No, we don’t all have some responsibility for it. And no, the people Bauer has targeted for online harassment are not to blame for him being unable to handle anodyne criticism, or just praise of Clayton Kershaw. Bauer has never appreciated, nor even appeared to try to reckon with, the fact that as a Major League Baseball player with a large online following, he cannot just tweet like a schmuck and not have any consequence attached to it.
Whether or not he’s a bully (he is), Bauer’s character should be called into question, because a big part of his character is an aggressiveness that usually serves him very well on a pitcher’s mound, but also has drawbacks, like constant refusal to admit when he’s wrong. The Mets, in particular, would be stupid not to wonder about Bauer’s character, especially having just this week dismissed a general manager who didn’t know how to behave himself with his smartphone.
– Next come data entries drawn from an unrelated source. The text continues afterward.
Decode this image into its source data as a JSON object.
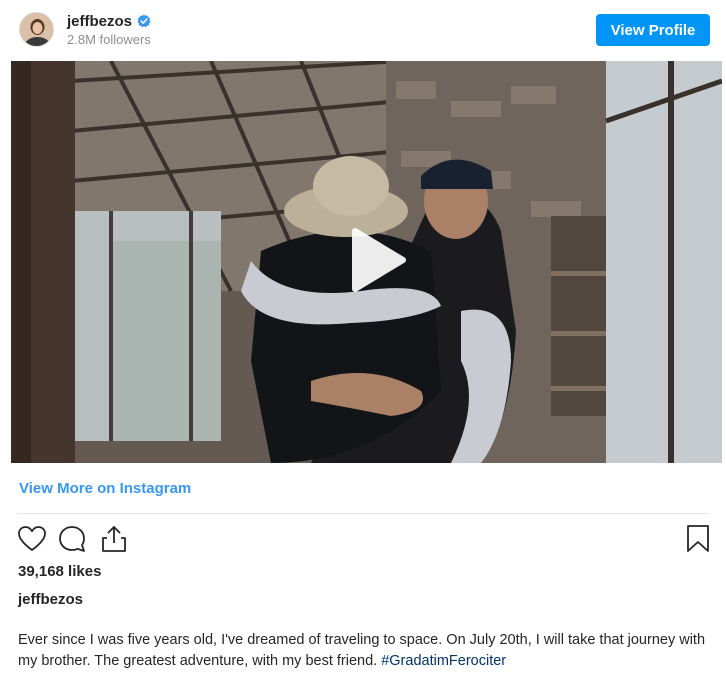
{
  "header": {
    "username": "jeffbezos",
    "followers": "2.8M followers",
    "view_profile_label": "View Profile"
  },
  "media": {
    "type": "video",
    "play_icon": "play-icon"
  },
  "view_more_label": "View More on Instagram",
  "actions": {
    "like_icon": "heart-icon",
    "comment_icon": "comment-icon",
    "share_icon": "share-icon",
    "save_icon": "bookmark-icon"
  },
  "likes": "39,168 likes",
  "post": {
    "author": "jeffbezos",
    "caption_text": "Ever since I was five years old, I've dreamed of traveling to space. On July 20th, I will take that journey with my brother. The greatest adventure, with my best friend. ",
    "hashtag": "#GradatimFerociter"
  },
  "colors": {
    "accent": "#0095f6",
    "link": "#3897f0",
    "verified": "#3897f0"
  }
}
If the Mets come away thinking that Bauer can handle New York without getting mired in constant slap fights with the media, and letting that affect his performance, that’s their conclusion. But Bauer continues to do nothing to indicate that he’s engaged in any sort of introspection, only that he’s going to keep doing things his way, everyone else be damned. That’s the kind of thing that can and should make a team think twice about paying him an eight-figure salary, because they won’t be paying him for the Cy Young he won in a shortened season in Cincinnati where he openly yelled at teammates in the middle of a playoff race and took a thinly-veiled shot at them after a playoff loss, they’ll be paying him not to melt down on their watch.
Oh, also, this exists. Sorry.
Officially, we are impartial regarding the AFC Championship Game.
Pierre-Luc Dubois wants out of Columbus, which he made clear on Thursday night by playing so halfheartedly that John Tortorella was justified in benching one of his best players.
Dubois is going to get his way and get a trade very soon, it appears, perhaps even by the time you’re reading this.
UPDATED, January 23, 2021, 11:15 a.m.: Dubois has been traded, as Columbus dealt with its problem by acquiring two of the Winnipeg Jets’ problems, disgruntled sharpshooter Patrik Laine and Columbus-born holdout RFA Jack Roslovic.
In his breakdown of Dubois’ play leading up to his benching, Sportsnet’s Justin Bourne wrote, “If a player wants out, it’s incumbent upon them to prove they have value and should be sought after. The case Tortorella seems to be making without saying it directly is that Dubois is pulling something more akin to what James Harden did to get out of Houston, which was ‘put yourself first and barely care about the team to the point everybody just wants you gone, return value be damned.’”
The return value on a trade shouldn’t have anything to do with a player’s performance in the days leading up to a bad breakup, though. Anyone trading for a Harden or a Dubois knows what they expect, and the presence of multiple suitors negates any downgrade in the value anyway. Where there’s a real leverage shift is when a player wants out and can dictate what team he’s going to be traded to.
In the meantime, the only mistake in this case was having Dubois dress for Thursday night’s game, a mistake that was quickly corrected by stapling him to the bench, giving ice time to players who actually wanted to be there, and making sure that the trade return for Dubois wouldn’t be really damaged by him going out and getting hurt, which is absolutely a thing that can happen in hockey if your mind is more on how much you want to be gone than on the five players in the other uniform ready to take a run at you.
Dubois never asked to be in Columbus. He was drafted there. He has the talent and the power to be able to force his way out and he’s using the one bit of leverage that he has in providing his labor. If anything, it’s surprising that we don’t see this kind of thing more often.